Proteins are essential in all living things, controlling everything from muscle movement to food digestion. They’re made up of amino acids, kind of like tiny beads on a string, which can come in many different orders and lengths, creating a huge number of possible proteins. How these amino acids are folded into a 3D shape determines what a protein does.

For a long time, figuring out how proteins fold was really hard and took a lot of time and money. Then came AlphaFold, an Artificial Intelligence (AI) tool by DeepMind, released in 2020. This tool uses neural networks to predict how proteins will fold, making it much easier to understand their functions and design new proteins for medical drugs.

This was such a big deal that Demis Hassabis and John Jumper, respectively CEO and senior research scientists at DeepMind, won half of the Nobel Prize in Chemistry.

However, AlphaFold had some limits; it struggled with very large proteins or using data from experiments.

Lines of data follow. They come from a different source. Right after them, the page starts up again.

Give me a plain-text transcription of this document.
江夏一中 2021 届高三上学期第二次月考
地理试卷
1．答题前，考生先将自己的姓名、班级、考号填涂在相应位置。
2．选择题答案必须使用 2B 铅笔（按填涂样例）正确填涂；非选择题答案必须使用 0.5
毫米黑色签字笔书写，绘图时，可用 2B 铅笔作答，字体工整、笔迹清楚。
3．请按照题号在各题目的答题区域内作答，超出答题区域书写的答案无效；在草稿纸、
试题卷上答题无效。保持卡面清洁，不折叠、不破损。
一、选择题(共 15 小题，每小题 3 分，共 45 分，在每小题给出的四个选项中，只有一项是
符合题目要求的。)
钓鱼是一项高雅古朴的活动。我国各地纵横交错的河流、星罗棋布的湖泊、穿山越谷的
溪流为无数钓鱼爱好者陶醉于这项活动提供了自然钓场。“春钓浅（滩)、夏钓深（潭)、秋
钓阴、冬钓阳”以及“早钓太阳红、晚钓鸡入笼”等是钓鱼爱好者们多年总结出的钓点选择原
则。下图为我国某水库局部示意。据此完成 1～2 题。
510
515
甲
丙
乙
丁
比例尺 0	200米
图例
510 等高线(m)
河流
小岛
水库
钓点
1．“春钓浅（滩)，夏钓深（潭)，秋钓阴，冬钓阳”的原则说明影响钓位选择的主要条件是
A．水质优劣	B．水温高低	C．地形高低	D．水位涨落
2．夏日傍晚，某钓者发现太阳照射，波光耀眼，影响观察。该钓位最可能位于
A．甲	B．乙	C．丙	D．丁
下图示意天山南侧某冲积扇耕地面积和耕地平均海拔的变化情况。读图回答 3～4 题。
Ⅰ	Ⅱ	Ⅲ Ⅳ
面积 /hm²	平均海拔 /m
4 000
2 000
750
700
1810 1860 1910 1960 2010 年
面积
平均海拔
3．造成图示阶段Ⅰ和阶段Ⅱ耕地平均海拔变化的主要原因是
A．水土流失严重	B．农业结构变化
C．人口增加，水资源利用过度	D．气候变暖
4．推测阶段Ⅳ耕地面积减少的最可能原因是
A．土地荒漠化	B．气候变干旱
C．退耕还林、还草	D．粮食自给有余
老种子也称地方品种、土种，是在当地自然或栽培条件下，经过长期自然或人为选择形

Researchers at Linköping University have modified AlphaFold, creating a tool called AF_unmasked.

The researchers describe the development of AF_unmasked and some early results of the project in a paper published in Nature Communications.

Comparison of AF_unmasked and standard AlphaFold predictions of the structure of a protein (Credit: Nature).

Endless possibilities for protein design

AF_unmasked can take in partial or experimental data, refining protein designs. The idea is to combine what we learn from experiments with what AI predicts, helping researchers design proteins more effectively.

“We’re giving a new type of input to AlphaFold, says researcher Claudio Mirabello in a Linköping University press release. “The idea is to get the whole picture, both from experiments and neural networks, making it possible to build larger structures.”

“The possibilities for protein design are endless, only the imagination sets limits,” adds researcher Björn Wallner. “It’s possible to develop proteins for use both inside and outside the body.”

Mirabello explains that AlphaFold “encodes the evolutionary history of a protein inside the neural network.” He developed this idea with Wallner. “So, you could say that AlphaFold was based on our idea, and now we are building on AlphaFold.”